Personalressourcenwirksamkeit

Die vorliegenden Ergebnisse legen vor allem nahe, dass interdisziplinäre Notfallzentren mit grossen Notfallpraxen und interprofessionell aufgestellten Teams besonders personalressourcenwirksam betrieben werden können. Wird die Personalressourcenwirksamkeit innerhalb der Notfallzentren getrennt nach Notfallstation und Notfallpraxis analysiert (Daten hier nicht gezeigt), dann bleibt der Vorteil für interdisziplinär organisierte Notfallstationen weiterhin bestehen. Das heisst, interdisziplinäre Teams und optimierte Prozesse für Notfallstation und Notfallpraxis sind weniger personalintensiv und behandeln zügiger.
Eine geringere zeitliche Verzögerung im Rahmen der interdisziplinären Notfallbehandlung kann zu einer signifikanten Verkürzung der gesamten Behandlungsdauer beitragen. Selbstverständlich bleiben neben dem interdisziplinären Notfallärzteteam das spitalinterne multidisziplinäre Team aus Anästhesiologie, Chirurgie, Innerer Medizin, Neurologie, Gynäkologie, Radiologie, Pädiatrie etc. gemäss Versorgungsauftrag beteiligt.

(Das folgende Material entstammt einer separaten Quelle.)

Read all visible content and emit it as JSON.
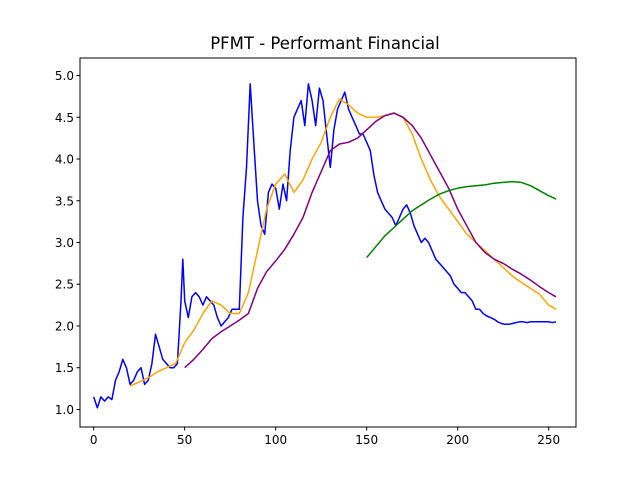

Die Westschweiz als Vorbild

Auch wenn sich direkte Vergleiche mit Notfallzentren anderer westlicher Staaten aufgrund verschiedenster Gesundheitssysteme (insbesondere den stark unterschiedlich ausgeprägten Hausarztversorgungsmodellen) verbieten, ist eine interdisziplinäre Ausrichtung ausserhalb des deutschsprachigen Raums bemerkenswert fortgeschritten. So sind auch in der Westschweiz interdisziplinär aufgestellte Notfallzentren vorherrschend. Verantwortlich hierfür dürften nicht nur die jeweilige Tradition, sondern auch steigende Kosten und Effizienzbestrebungen sein, hoch qualifizierte Notfallärztinnen und Notfallpflegende wirksam einzusetzen und an das eigene Spital zu binden.
Auch bleibt die aktuell fehlende Facharztausbildung für Notfallmedizin – ganz im Gegensatz zum angelsächsischen Sprachraum oder Frankreich – ein standespolitisches Streitthema. Die gezielte interdisziplinäre Assistentenausbildung ist für viele attraktiv, aber auch unabdingbar, um qualifizierte Notfallärztinnen und -ärzte für den wachsenden Bedarf zur Verfügung zu haben. In konsequent interdisziplinär geführten Notfallstationen stehen weniger Interessenkonflikte zwischen Medizin und Chirurgie, sondern die effiziente Notfallbehandlung mit Blick auf die Interessen der Patientinnen und Patienten und des Gesamtspitals sowie transparente Prozesse im Vordergrund. Die Verteilung von medizinischen und chirurgischen Notfällen ist in den analysierten Spitälern ohnehin ausgewogen: Die Voraussetzungen, sich an der Best Practice vorliegender Analyse zu orientieren und interdisziplinäre Ärzteteams, eine interprofessionelle (Dienstplan-)Abstimmung sowie Notfallpraxiskapazitäten zu nutzen, sind fast überall gegeben.